By it's nature and intent, the Senate gives small states more than their fair share of power. The 52 Senators from the 26 smallest states represent only 18% of the country's population, yet they constitute a majority of the Senate. That's a crime against democracy.
With the filibuster, Senators representing just 11% of the nation's population can block legislation wanted by the other 89%. That makes it a capital offense.
The Senate is one of those peculiar institutions forced into the Constitution at its birth — an unholy and undemocratic compromise, a necessary evil to get small states to ratify the document. Several of those unholy compromises have been corrected, some at enormous cost, but the Senate remains.
The disparity in population between the largest and smallest states is now more than five times what it was in 1790. At that time, the largest state, Virginia, had 12.5 times the population of the smallest state, Delaware. In 2010, the largest state, California, had more than 65 times the population of the smallest state, Wyoming.
"One person, one vote" sounds great until you realize the votes aren't equal. When measured by representation in the Senate, a single vote in Wyoming is worth 65 votes in California. If votes aren't equal, how can the voters be equal?
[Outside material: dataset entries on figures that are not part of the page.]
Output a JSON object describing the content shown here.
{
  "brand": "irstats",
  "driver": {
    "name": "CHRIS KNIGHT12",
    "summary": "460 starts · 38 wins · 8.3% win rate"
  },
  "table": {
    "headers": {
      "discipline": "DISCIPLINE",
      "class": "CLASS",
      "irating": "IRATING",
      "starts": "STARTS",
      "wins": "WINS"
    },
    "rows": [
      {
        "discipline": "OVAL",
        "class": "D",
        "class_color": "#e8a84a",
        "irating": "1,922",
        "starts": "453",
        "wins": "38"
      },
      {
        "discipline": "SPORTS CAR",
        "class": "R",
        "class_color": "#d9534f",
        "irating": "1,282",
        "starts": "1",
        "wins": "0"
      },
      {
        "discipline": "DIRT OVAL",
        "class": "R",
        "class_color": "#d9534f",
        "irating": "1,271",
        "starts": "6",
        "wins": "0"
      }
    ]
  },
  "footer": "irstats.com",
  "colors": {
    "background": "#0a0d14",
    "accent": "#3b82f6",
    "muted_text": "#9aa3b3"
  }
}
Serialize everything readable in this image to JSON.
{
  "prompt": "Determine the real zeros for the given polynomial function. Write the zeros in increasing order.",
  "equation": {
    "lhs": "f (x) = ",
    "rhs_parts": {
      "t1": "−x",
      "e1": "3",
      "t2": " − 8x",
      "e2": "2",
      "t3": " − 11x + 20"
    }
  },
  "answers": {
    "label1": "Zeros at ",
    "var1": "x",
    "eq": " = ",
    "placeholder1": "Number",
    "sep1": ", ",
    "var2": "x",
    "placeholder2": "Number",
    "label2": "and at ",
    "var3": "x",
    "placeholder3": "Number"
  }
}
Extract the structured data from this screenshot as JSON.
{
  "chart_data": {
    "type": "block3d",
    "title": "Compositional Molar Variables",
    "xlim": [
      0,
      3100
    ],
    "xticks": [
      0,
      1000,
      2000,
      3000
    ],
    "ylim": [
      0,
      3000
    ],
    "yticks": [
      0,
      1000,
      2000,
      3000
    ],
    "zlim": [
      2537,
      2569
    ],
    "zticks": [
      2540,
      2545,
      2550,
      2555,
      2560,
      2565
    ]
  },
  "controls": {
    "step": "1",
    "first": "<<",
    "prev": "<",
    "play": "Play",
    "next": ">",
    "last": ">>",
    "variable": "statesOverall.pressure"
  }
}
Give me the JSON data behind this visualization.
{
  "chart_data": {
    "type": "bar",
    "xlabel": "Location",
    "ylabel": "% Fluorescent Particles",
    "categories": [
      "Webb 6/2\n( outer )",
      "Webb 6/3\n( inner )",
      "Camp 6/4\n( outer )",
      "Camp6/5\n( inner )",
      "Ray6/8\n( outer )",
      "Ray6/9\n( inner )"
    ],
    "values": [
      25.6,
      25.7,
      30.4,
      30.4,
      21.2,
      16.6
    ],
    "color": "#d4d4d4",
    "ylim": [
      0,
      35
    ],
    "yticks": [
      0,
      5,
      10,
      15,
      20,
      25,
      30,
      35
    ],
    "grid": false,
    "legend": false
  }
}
What lesson does the filibuster give to our children and to others around the world yearning for democracy? It sends the message that it is acceptable (even right and just, if you listen to them) for minority elites to thwart the majority; that being in the majority does not mean that you deserve to prevail; that there is something else that determines who wins. It is a profoundly subversive and anti-democratic message, and it's a dangerous message. Extremists of all stripes take heart from the message that it's acceptable to thwart the majority and to impose extreme views on it.
The Senate was a foul compromise from the very beginning. Now it is rotten to the core; a huge, festering tumor weighing our democracy down; making it all but impossible to address the severe problems confronting this nation that need to be solved. If the will of the majorities were enacted in national policies — as would happen in a truer democracy — we could make real progress toward solving some of our big problems.
With the recent Republican abuse of its current, extremely anti-democratic filibuster rules, the Senate has taken a profoundly undemocratic institution and made it worse. By giving so much power to block the majority to such a small minority, the dysfunction in the Senate raises the question of whether this nation really is a democracy anymore. We may still be a great nation, but we're not a great democracy, and the Senate is the main reason.
The essential characteristic of democracy is majority rule. Within the limits of individual rights set out in a constitution, the will of the majority would prevail in a democracy. It is the right of the majority to pass its policies and legislation. It's as if we live in a kind of post-democracy, where the majority will is often thwarted by minority elites.
Much is written of the rights of the minority, but what of the rights of the majority? The rules of the Senate blatantly violate both the rights of the majority and the principles of democracy.
The right of the minority is this: the right to be heard in order to try to persuade others to your view. If you are still in the minority after making your case, then you lose the day. The majority wins.
Senators who support allowing a minority to block the majority are enemies of democracy. The Founders warned of people like that, and called them tyrants.